Ladder recall: Supplier suspended in what Massmart calls an 'exceptional case'
At least 57,000 Terra Firma and Mainstay ladders were sold in South Africa alone, and Massmart has taken a decisive stance against the supplier for potential safety risks.
JOHANNESBURG - The call to return thousands of aluminium ladders supplied to Massmart by Mainstay and Terra Firma from January 2019 has been dubbed an exceptional case by the African retailer.
Earlier this month, the National Consumer Commission (NCC) urged all customers who purchased the Mainstay and Terra Firma model JC 403 150kg multi-hinge aluminium ladder to cease using them, and return them to the store where they were purchased, namely Game and Makro.
The NCC reported 57,000 units that were sold in South Africa alone. This does not account for the ladders sold to other African countries Mainstay Ladders exported to, including Kenya, Mozambique, Zambia, Ghana, Nigeria, Uganda, Botswana, Lesotho, Namibia, Malawi, and Tanzania.
Massmart said the units were sold at Game from January 2019, and at Makro from October 2019.
The recall was flagged by Massmart after a competing supplier raised questions about the product.

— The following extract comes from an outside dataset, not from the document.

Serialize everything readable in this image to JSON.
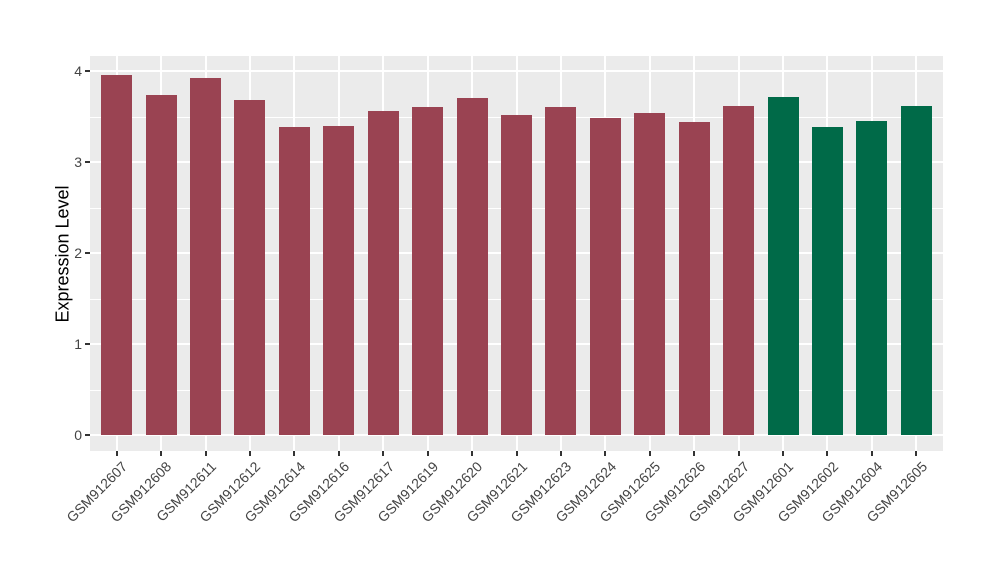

Massmart group corporate affairs senior vice president Brian Leroni said this prompted Massmart to re-submit the ladders to the South African Bureau of Standards (SABS) for further testing.

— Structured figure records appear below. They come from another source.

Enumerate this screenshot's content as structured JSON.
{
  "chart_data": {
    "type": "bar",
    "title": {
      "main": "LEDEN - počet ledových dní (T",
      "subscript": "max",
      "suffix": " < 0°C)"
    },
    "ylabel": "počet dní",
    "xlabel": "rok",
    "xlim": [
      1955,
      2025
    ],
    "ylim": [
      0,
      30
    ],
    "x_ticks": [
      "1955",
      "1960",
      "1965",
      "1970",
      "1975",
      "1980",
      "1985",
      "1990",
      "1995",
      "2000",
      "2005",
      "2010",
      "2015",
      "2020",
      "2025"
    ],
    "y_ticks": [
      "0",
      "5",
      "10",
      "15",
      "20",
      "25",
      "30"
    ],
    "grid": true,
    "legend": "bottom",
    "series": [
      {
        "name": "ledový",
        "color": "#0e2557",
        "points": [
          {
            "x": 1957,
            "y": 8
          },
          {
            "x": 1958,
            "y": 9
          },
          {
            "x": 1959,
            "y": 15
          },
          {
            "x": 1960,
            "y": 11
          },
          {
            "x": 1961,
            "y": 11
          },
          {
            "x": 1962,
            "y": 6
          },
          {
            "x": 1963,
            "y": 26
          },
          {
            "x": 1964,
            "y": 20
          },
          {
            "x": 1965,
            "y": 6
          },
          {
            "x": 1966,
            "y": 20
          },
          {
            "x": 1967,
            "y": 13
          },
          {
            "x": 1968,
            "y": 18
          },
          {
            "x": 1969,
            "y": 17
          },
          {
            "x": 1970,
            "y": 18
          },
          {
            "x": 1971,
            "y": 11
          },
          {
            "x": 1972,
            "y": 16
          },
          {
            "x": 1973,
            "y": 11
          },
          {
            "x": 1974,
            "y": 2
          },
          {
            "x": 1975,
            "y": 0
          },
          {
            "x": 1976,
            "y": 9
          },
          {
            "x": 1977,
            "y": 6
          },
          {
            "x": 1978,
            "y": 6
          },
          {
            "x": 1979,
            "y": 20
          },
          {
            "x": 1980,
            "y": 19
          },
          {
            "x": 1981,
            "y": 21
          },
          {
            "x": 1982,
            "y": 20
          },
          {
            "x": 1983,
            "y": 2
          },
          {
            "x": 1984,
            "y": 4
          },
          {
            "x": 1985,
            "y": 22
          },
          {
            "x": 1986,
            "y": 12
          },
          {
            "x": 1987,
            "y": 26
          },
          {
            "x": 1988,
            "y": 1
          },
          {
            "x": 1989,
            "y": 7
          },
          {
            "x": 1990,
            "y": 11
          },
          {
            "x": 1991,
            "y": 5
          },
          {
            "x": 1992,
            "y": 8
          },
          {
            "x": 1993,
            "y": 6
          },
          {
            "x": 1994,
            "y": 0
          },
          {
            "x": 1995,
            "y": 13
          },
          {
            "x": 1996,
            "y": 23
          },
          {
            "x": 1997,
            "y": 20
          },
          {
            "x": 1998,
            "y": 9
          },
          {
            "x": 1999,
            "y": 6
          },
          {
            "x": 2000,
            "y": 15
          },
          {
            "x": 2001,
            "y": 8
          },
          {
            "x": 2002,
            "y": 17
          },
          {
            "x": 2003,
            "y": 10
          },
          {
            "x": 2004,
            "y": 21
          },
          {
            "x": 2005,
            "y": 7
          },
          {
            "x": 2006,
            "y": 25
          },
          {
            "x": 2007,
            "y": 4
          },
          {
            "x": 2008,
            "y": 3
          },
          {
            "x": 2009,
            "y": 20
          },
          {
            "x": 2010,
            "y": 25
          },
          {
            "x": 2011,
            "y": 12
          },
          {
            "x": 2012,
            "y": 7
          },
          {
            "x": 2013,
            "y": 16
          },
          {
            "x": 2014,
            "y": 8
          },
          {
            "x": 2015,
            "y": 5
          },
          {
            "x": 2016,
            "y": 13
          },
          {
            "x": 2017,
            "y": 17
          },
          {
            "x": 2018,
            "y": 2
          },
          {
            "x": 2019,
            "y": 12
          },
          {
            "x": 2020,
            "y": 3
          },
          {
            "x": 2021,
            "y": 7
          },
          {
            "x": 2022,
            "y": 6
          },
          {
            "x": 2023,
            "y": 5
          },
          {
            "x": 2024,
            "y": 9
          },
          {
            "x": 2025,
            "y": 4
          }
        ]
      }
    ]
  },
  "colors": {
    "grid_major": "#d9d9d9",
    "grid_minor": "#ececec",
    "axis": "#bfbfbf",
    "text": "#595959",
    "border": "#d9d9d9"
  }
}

"We found that the material (aluminium) specification was lower than originally specified. It appears that the supplier changed the specification without our knowledge in the intervening period," Leroni explained.
The ladders supplied by Mainstay and Terra Firma had a low historical customer return rate of 0.66% at Game, and 1.27% at Makro, and tests were previously conducted when the product was first procured.
But the supplier has now been suspended and is "unlikely to supply Massmart", Leroni revealed.
"This is an exceptional case in which the supplier made a unilateral decision without notifying Massmart."
Acting SABS CEO Sadhvir Bissoon said the ladders commissioned by Massmart were tested in accordance with South African National Standards (SANS) 50131.
"The products did not meet the minimum safety requirements that are specified in the various parts of the national standard," Bissoon said. This includes safety testing and load bearing.
Massmart's product recall announcement explained the tests conducted involved "material thickness and the static load test, which could compromise your safety."
Massmart's product recall, published in newspapers earlier this week. Picture: Supplied
"The SABS commends Massmart for testing the products and urges all retailers to sell tested and certified products. Such requests will ensure that industries apply the principles of self-regulation more efficiently," he added.
Responses from the NCC were not received by the time of publication.